Cuando por fin pensé que me había resignado a ser para siempre amigo de los ojos de vidrio, los “avances de la ciencia” me llevaron a la consulta de nuevo. Luego me hice estudios y me propusieron prótesis y operaciones. Por supuesto me mandaron al diablo para la cirugía láser, pero me dieron otras opciones. Yo me negué, apoyado por uno de mis oftalmólogos de siempre, miope también, y orgulloso de sus anteojos que le habían permitido operar con éxito a miles de pacientes.
Después me di cuenta de que no era más que una larga y tonta defensa, para dejar que mis ojos dieran hasta donde fuera sin ser intervenidos. Me hice a la idea de que eso no iba a cambiar, al menos no para bien. Seguí leyendo y escribiendo; compraba mis libros y películas favoritas y corría a los estrenos de cine y escribía palabras y más palabras pensando que tal vez sería lo último que vería o leería.
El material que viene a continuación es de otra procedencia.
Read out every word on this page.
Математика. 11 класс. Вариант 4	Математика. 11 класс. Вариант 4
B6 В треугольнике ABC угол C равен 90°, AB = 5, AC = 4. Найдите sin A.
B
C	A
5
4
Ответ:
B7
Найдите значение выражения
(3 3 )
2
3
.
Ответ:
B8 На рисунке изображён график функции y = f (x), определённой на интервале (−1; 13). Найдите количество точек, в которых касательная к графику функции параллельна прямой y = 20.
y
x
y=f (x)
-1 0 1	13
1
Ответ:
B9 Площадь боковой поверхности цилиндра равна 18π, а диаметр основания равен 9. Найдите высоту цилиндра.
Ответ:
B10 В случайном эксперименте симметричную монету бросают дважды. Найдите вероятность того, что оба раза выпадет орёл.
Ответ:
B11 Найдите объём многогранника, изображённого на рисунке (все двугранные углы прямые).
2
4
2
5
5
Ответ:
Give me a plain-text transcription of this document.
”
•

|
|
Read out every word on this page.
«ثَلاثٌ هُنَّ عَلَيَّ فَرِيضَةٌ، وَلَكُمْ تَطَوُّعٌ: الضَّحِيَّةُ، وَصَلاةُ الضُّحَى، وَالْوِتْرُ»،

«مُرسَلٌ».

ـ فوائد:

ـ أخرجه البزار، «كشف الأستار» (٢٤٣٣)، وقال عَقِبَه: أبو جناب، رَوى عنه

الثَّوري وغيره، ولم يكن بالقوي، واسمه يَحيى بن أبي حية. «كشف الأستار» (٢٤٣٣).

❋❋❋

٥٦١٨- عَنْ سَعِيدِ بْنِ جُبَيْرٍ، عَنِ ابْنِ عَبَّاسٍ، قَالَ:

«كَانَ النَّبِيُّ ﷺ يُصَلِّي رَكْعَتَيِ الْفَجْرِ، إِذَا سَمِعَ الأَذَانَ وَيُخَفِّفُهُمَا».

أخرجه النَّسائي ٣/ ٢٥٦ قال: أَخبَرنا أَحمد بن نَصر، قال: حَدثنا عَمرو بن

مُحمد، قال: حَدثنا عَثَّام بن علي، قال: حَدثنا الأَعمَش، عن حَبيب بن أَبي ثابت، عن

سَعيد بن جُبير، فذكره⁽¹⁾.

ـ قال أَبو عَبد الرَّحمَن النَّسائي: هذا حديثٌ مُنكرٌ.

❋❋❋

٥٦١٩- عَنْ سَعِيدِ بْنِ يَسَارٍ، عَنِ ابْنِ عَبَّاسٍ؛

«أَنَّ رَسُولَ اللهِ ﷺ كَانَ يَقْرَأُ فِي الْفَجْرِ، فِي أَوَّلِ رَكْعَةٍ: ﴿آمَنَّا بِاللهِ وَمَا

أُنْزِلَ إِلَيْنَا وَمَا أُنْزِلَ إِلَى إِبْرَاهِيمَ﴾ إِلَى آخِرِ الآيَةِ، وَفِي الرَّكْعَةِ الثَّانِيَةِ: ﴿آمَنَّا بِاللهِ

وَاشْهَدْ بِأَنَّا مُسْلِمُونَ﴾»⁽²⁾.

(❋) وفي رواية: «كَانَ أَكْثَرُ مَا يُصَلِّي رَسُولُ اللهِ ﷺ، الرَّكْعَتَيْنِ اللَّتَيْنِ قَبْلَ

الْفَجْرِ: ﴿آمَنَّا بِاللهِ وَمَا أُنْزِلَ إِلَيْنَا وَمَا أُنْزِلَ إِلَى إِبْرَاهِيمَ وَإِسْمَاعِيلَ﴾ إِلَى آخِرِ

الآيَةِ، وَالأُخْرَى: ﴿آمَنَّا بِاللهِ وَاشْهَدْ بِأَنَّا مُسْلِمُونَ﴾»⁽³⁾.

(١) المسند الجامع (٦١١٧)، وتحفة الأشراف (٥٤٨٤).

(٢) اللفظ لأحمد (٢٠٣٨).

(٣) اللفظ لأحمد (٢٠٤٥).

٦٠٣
Un día, mi otro oftalmólogo me dijo: “Mira, acércate a ver esto”. Al principio me pareció que mostraba un par de recortes de uña para ponerme a prueba, pero como mi ceguera y mi imaginación me habían hecho ya ese tipo de jugadas muchas veces, puse un poco más de atención.
El mentado “procedimiento quirúrgico” que me enseñó se centraba en unos como miniparéntesis “que se insertan en la córnea para blablabla…. y entonces el ojo ya no tiene punta y bla bla bla… y vas a ver qué bien vas a ver”. Yo no entendía mucho, porque pensaba que en vez de fulminar mi ojo con un rayo láser le iban a meter cuchillo. Y así como el láser suena a siglo XXI, el bisturí me recordaba a Jack el destripador y a Naranja Mecánica.
Al final, me dijo, el ojo se ve normal, y los implantes “biónicos” pueden ser excelente tema de conversación. El cambio en la visión hace que un ojo con, por ejemplo, 15 dioptrías físicas, termine con dos o tres, que es como pasar de la ceguera total a una visión que no será de águila, pero impide confundir a la novia con la suegra, permite usar lentes de contacto blandos, e inaugura un campo visual que incluye objetos y sujetos más interesantes que yo mismo, mi nariz y mis zapatos. Bueno, eso digo yo.
Hoy mis “últimos” anteojos descansan en lugar de honor junto a la computadora, mientras trato de no pensar en Joyce y Borges y Homero y Sartre y Pulitzer y Milton y Quevedo (y Diana, quien me envió un correo que disparó todo este rollo). Argh, quisiera ese talento, para ya no tener que preocuparme.